Hulu’s Pam & Tommy Turns a ’90s Punchline Into an All-Too-Human Tragedy
Photo Courtesy of Hulu
This review original published January 26, 2022
In recent years, pop culture has (at long last) been attempting to wrestle with many of the damaging and problematic assumptions that were freely promoted and we therefore all generally held in the 1990s, particularly when it comes to famous women. Back then, we—and our media—loved misogynistically blaming women for their own problems, condemning their sexuality, denying their agency, and generally treating their open and obvious pain as little more than the butt of late-night jokes. And it’s taken the better part of three decades for us all to realize that this was not just deeply and profoundly wrong, but that these misunderstood women deserve a shot at, if not redemption, at least some sort of cultural reassessment and reset.
As a result, over the past five years, we’ve seen a steady stream of prestige entertainment properties that attempt to both reclaim and reframe the lives of these women, positioning their stories as award-winning dramas rather than tawdry tabloid soap operas. From Tonya Harding (I, Tonya) to Monica Lewinsky (Impeachment: American Crime Story), Britney Spears (Framing Britney Spears), and Anita Hill (Confirmation), pop culture seems to finally be ready to admit that we did these women dirty and they deserved better from all of us.

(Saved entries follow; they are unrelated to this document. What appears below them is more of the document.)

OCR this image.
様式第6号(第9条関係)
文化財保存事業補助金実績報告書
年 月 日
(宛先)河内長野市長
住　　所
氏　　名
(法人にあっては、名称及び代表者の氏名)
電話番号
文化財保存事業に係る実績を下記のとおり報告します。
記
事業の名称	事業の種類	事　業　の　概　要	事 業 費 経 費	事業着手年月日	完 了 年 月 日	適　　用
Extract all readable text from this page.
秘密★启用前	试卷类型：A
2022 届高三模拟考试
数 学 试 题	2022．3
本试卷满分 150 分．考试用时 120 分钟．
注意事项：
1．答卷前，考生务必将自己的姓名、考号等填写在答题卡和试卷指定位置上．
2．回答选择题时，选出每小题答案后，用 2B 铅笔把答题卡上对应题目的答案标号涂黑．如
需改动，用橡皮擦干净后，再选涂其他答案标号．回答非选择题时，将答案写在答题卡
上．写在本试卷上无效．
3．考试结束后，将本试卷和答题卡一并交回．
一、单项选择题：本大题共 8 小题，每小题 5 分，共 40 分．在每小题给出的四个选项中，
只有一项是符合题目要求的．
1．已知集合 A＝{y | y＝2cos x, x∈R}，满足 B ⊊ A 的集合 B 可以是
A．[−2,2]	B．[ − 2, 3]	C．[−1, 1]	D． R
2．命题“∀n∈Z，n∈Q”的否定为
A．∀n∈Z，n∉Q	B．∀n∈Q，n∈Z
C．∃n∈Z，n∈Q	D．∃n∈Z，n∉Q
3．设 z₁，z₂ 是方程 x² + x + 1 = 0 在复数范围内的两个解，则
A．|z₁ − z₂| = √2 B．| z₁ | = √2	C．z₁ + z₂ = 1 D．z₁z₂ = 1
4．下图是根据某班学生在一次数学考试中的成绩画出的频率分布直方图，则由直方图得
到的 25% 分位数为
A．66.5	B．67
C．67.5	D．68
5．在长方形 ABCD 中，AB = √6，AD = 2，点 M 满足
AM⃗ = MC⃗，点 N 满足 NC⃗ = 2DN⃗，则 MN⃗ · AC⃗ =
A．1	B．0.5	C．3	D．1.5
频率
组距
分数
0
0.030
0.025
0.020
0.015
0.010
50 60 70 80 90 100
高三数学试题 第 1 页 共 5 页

Hulu’s Pam & Tommy is the latest drama offering in this vein, an incisive, occasionally heartbreaking, and often laugh-out-loud funny exploration of the volatile relationship between former Baywatch star Pamela Anderson and Motley Crue drummer Tommy Lee and the global scandal that followed in the wake their very private, very adult home video being leaked. And to be clear, the series is fantastic, anchored by transformative performances from stars Lily James and Sebastian Stan, as well as a crystal-clear sense of purpose. Because in this version of events, both Pam and Tommy are victims several times over, and no matter how many dumb decisions they may make, the Hulu show that bears their names never lets us forget that fact.
But despite its often uncomfortable subject matter, Pam & Tommy smartly never takes itself too seriously. After all, this is also a show where there is, as many of you have probably already heard, a sequence in which Stan’s Tommy has an extended conversation with an animatronic version of his own penis. (It namedrops several of the rocker’s previous girlfriends.) The show is full of nudity, a subplot is largely set in a porn studio, and there are dozens of references to the dirty things people (read: mostly men) like to get up to online. The show also pokes fun at the overblown nature of celebrity lifestyles, marvels at the awkward newness of this phenomenon known as “the internet,” and indulges in plenty of overblown 1990s nostalgia. (RIP Tower Records, we miss you.)

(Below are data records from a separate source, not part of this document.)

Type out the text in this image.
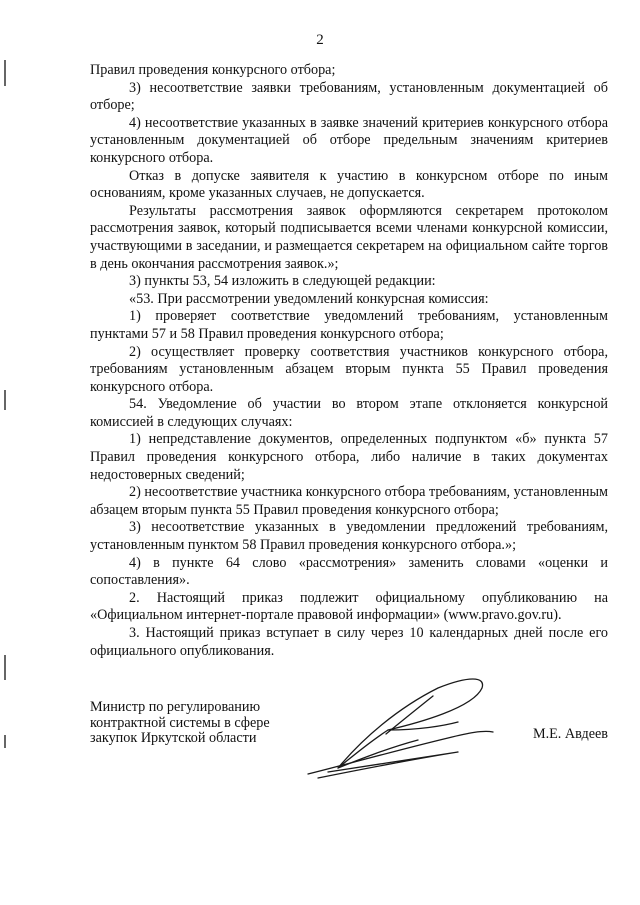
2

Правил проведения конкурсного отбора;

3) несоответствие заявки требованиям, установленным документацией об отборе;

4) несоответствие указанных в заявке значений критериев конкурсного отбора установленным документацией об отборе предельным значениям критериев конкурсного отбора.

Отказ в допуске заявителя к участию в конкурсном отборе по иным основаниям, кроме указанных случаев, не допускается.

Результаты рассмотрения заявок оформляются секретарем протоколом рассмотрения заявок, который подписывается всеми членами конкурсной комиссии, участвующими в заседании, и размещается секретарем на официальном сайте торгов в день окончания рассмотрения заявок.»;

3) пункты 53, 54 изложить в следующей редакции:

«53. При рассмотрении уведомлений конкурсная комиссия:

1) проверяет соответствие уведомлений требованиям, установленным пунктами 57 и 58 Правил проведения конкурсного отбора;

2) осуществляет проверку соответствия участников конкурсного отбора, требованиям установленным абзацем вторым пункта 55 Правил проведения конкурсного отбора.

54. Уведомление об участии во втором этапе отклоняется конкурсной комиссией в следующих случаях:

1) непредставление документов, определенных подпунктом «б» пункта 57 Правил проведения конкурсного отбора, либо наличие в таких документах недостоверных сведений;

2) несоответствие участника конкурсного отбора требованиям, установленным абзацем вторым пункта 55 Правил проведения конкурсного отбора;

3) несоответствие указанных в уведомлении предложений требованиям, установленным пунктом 58 Правил проведения конкурсного отбора.»;

4) в пункте 64 слово «рассмотрения» заменить словами «оценки и сопоставления».

2. Настоящий приказ подлежит официальному опубликованию на «Официальном интернет-портале правовой информации» (www.pravo.gov.ru).

3. Настоящий приказ вступает в силу через 10 календарных дней после его официального опубликования.

Министр по регулированию
контрактной системы в сфере
закупок Иркутской области	М.Е. Авдеев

But underneath all the arch commentary about the rise of grunge and the unreliable nature of modems is something much darker: an acknowledgment that our society then didn’t—and quite possibly still doesn’t now—view women like Pamela Anderson, who based much of their careers on physical attractiveness, as worthy of anything close to respect or sympathy. There’s a lot to love about James’ chameleon-like depiction of Pam, but nothing so much as the actress’ slowly dawning horror that not only does almost no one care about the devastating invasion of privacy the release of her sex tape represents, a disturbingly large portion of society seems to think she deserved what happened to her. And all because she had nude pictures taken professionally.